Passage
de Gérard Leyzieux

critiqué par Débézed, le 28 juin 2023
(Besançon - 77 ans)


La note:  étoiles
Trajectoire vers un ailleurs
Depuis un an que je connais Gérard, principalement par ses œuvres littéraires, j’ai eu le plaisir de lire six livres de sa plume, celui-ci étant donc le sixième, et un septième attend au fond de ma pile de livres à lire que j’aie une petite fenêtre de lecture pour rejoindre les autres dans ma liste de chroniques. Le présent ouvrage est un recueil de poésie, le quatrième que je lis, les deux autres étant des romans

Dans ce présent recueil, j’ai retrouvé le poète que j’avais découvert chez Tarmac, déjà, en juillet dernier et dont j’ai lu deux autres recueils de poésie chez Stellamaris. Dans chacun de ces recueils, j’ai trouvé, ou retrouvé, les textes de la même veine que ceux j’ai lus dans ce présent recueil, des poèmes de forme très libre, composés de vers tout aussi libres écrits avec des mots souvent rares ou recherchés et même certains néologismes construits en associant deux parties de mots différents pour donner un sens plus concret au nouveau mot créé. Comme, je l’avais écrit dès ma première chronique concernant le premier recueil que j’ai commenté : il a élargi son champ lexical « …, en introduisant dans ses poèmes des néologismes, des formes agrammaticales, des mots composés inattendus, des mots décomposés en pièces pour produire de nouveaux mots ou expressions, des mots recomposés… tous ces mots ou expressions inattendus peuvent perturber le texte et lui donner une nouvelle acception, une nouvelle signification, un nouveau souffle, un nouvel élan …».

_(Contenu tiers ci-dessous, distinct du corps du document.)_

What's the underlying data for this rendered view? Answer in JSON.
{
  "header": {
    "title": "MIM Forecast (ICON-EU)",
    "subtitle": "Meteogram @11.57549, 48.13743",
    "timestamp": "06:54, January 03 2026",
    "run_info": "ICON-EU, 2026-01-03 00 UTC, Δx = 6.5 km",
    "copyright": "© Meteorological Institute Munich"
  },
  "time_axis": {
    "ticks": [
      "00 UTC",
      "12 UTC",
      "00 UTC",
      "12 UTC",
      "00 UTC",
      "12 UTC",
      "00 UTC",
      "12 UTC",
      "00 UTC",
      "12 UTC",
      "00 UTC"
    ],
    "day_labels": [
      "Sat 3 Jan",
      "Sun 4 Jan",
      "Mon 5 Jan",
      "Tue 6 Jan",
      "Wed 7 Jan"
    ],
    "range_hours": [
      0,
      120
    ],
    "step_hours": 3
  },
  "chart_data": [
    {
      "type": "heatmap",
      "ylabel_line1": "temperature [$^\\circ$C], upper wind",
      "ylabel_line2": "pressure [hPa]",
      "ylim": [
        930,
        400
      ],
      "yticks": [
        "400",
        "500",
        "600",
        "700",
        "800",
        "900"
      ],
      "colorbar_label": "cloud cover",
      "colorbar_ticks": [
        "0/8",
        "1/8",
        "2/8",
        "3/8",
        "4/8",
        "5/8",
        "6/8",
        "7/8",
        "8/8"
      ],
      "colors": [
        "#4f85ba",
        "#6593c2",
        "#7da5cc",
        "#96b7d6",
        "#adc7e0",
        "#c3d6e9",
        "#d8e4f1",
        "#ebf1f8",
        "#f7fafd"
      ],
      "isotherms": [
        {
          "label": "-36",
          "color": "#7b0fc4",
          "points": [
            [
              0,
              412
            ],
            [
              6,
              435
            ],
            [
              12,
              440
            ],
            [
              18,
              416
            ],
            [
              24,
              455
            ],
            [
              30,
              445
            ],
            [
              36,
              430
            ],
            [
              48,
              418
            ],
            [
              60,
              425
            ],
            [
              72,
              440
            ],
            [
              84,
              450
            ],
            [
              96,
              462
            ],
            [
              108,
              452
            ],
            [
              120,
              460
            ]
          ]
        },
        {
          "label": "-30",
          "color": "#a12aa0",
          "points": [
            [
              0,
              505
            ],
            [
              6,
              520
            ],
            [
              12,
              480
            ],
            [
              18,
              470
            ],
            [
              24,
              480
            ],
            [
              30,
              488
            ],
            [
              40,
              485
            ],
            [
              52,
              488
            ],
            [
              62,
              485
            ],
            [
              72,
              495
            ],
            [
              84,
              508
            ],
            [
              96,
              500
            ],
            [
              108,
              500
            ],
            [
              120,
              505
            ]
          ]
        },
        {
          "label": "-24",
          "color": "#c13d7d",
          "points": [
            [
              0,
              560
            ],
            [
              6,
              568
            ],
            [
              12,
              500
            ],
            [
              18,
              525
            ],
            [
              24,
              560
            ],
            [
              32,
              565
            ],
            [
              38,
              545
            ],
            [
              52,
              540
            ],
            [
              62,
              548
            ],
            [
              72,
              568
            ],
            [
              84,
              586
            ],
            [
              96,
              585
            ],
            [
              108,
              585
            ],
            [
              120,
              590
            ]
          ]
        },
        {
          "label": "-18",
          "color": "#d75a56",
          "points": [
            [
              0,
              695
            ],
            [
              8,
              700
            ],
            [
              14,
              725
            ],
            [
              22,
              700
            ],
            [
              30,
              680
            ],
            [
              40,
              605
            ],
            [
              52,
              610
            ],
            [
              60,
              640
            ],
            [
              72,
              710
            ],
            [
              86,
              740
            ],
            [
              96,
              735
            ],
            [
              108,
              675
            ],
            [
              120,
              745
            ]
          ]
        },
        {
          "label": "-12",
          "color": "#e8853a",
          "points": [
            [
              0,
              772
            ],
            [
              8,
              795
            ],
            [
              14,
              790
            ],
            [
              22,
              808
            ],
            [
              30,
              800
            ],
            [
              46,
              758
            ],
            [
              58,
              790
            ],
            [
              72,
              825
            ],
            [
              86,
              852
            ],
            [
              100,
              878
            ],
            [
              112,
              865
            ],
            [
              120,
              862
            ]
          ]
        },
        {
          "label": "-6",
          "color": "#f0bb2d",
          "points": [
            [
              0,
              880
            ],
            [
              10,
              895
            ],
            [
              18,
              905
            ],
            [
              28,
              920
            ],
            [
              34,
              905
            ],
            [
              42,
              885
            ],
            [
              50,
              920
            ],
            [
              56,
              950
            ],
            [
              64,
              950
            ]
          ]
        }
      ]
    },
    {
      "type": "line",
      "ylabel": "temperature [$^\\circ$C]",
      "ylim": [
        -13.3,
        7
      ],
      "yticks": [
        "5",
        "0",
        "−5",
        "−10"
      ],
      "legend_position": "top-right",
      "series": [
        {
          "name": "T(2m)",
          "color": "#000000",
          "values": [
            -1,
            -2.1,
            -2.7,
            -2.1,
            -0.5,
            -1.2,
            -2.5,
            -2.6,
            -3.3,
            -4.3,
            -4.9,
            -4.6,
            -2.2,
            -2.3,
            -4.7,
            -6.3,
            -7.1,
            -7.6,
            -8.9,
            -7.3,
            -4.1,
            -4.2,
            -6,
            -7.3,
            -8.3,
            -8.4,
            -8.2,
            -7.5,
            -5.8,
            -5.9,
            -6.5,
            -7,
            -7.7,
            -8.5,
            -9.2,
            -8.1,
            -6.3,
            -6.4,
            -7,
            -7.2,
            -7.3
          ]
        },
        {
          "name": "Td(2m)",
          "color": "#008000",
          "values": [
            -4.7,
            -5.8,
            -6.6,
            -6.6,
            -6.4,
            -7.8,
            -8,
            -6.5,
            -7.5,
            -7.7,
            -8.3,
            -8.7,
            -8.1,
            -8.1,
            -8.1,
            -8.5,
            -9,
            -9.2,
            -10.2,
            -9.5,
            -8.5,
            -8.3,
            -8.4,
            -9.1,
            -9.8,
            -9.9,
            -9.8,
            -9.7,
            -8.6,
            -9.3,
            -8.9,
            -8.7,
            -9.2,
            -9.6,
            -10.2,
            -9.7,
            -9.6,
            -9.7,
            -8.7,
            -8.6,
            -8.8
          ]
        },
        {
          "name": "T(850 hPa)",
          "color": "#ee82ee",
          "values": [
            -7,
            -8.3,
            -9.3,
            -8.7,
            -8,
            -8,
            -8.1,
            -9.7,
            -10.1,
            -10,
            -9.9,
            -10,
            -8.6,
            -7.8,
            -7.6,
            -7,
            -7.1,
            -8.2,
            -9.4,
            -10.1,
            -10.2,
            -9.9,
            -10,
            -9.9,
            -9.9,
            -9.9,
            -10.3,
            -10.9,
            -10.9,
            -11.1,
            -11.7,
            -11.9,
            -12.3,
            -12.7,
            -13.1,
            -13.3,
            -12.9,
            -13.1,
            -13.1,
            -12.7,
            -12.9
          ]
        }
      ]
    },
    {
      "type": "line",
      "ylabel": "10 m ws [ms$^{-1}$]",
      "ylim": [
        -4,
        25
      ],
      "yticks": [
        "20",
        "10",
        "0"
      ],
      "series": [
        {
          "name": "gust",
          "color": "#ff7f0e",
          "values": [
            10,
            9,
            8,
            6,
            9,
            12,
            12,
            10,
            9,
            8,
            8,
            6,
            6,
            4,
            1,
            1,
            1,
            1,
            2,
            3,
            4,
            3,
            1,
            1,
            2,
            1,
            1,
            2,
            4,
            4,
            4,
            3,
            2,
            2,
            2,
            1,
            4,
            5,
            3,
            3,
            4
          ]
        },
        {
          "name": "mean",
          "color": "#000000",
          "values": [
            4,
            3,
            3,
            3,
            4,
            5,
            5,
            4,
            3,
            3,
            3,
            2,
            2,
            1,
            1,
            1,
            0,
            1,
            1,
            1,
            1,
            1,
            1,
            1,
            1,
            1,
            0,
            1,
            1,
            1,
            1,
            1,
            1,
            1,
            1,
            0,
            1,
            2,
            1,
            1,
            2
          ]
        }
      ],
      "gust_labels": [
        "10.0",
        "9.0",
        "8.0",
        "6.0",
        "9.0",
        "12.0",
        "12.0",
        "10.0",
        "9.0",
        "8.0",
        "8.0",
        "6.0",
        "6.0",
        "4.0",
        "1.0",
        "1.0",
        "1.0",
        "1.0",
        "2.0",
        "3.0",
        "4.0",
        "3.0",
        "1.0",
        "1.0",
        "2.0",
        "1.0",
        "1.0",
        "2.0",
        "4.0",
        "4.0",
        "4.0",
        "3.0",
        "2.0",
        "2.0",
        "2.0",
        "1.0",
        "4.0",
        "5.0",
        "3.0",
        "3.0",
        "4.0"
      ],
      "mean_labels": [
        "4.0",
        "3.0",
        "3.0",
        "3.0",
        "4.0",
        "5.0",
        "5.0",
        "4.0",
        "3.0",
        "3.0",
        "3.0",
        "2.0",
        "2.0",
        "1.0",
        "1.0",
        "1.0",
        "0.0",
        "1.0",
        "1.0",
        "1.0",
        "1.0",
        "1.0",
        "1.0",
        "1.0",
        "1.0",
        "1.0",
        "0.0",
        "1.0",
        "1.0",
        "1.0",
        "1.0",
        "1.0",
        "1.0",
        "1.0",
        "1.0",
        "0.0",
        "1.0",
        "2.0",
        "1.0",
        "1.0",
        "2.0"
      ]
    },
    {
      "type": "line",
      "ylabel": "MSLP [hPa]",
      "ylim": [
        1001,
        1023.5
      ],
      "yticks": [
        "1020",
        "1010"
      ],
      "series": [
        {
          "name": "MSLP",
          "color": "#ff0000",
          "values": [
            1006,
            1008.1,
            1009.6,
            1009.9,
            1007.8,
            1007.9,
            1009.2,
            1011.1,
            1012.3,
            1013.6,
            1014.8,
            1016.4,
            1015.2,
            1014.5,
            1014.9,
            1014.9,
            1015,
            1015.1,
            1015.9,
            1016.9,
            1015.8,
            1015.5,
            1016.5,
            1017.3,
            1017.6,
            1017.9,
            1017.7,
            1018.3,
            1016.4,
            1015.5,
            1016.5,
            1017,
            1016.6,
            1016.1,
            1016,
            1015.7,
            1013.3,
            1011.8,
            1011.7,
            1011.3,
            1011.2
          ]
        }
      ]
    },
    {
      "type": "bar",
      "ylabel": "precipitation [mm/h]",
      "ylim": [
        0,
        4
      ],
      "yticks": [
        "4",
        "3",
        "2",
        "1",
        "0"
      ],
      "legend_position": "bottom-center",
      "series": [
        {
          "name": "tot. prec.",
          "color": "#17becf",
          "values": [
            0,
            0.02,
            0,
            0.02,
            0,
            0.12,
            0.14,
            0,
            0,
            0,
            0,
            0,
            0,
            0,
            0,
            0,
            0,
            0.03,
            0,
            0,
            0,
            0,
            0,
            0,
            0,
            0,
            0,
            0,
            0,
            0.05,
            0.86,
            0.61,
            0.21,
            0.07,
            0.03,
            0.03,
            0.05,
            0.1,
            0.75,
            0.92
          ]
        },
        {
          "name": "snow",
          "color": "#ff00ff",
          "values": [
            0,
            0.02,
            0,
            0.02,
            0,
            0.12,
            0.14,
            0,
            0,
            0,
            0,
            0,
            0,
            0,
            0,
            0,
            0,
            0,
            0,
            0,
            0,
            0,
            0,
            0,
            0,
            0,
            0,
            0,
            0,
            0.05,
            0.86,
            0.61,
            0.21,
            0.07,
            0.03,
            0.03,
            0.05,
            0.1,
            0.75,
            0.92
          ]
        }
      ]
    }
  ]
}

Ce nouveau recueil évoque le passage, le passage entendu comme trajet, trajectoire, trace, changement : « Trace de toi, trace de nous / Trajectoire au cours des jours toujours / Trajectoire qui expérimente tout être au monde ». La trace qui marque la mémoire jusqu’à ce que la mémoire s’épuise, s’use, se vide, « La mémoire dépourvue de souvenirs du passé / Elle fuit aussi dans le chant de l’oubli ». La trace qui s’efface, le passage oublié…

Le passage c’est aussi le temps qui passe : « Le réveil est déjà devenu veille / Le jour nouveau né brûle d’activité / … ». Le temps qui s’enfuit, le temps qui passe entre les doigts comme le sable fin emportant les forces vives du corps, « Irrémédiablement, chaque jour, chaque nuit, chaque seconde / Amèrement solitaire tu te rends compte que / tu perds ton corps ».
Le passage c’est aussi le voyage vers l’ailleurs, vers une autre terre, vers un autre monde à travers les airs ou sur les eaux. « Voyage au circuit rempli d’incertitudes ». Et, opportunité pour « Projeter sa parole au monde / Course à travers l’univers des sons / Toucher la fin de la terre et surmonter les limites ».

Le passage c’est aussi aller vers d’autres choses, aborder un autre univers, changer de contexte, créer le renouveau. « … / Pour un nouveau début d’infinis projets / Creuser le vide de ces absences / Renouveler l’image de présence momentanée / … ». Passer à autre chose comme disent souvent après une rupture les bons conseilleurs … « Et oublier que ta vie te fait et te fuit aussi ».
« Lever l’ancre du moment pour un temps / Un autre temps ». « L’avenir se souvient des échéances qu’il fixées en toi ».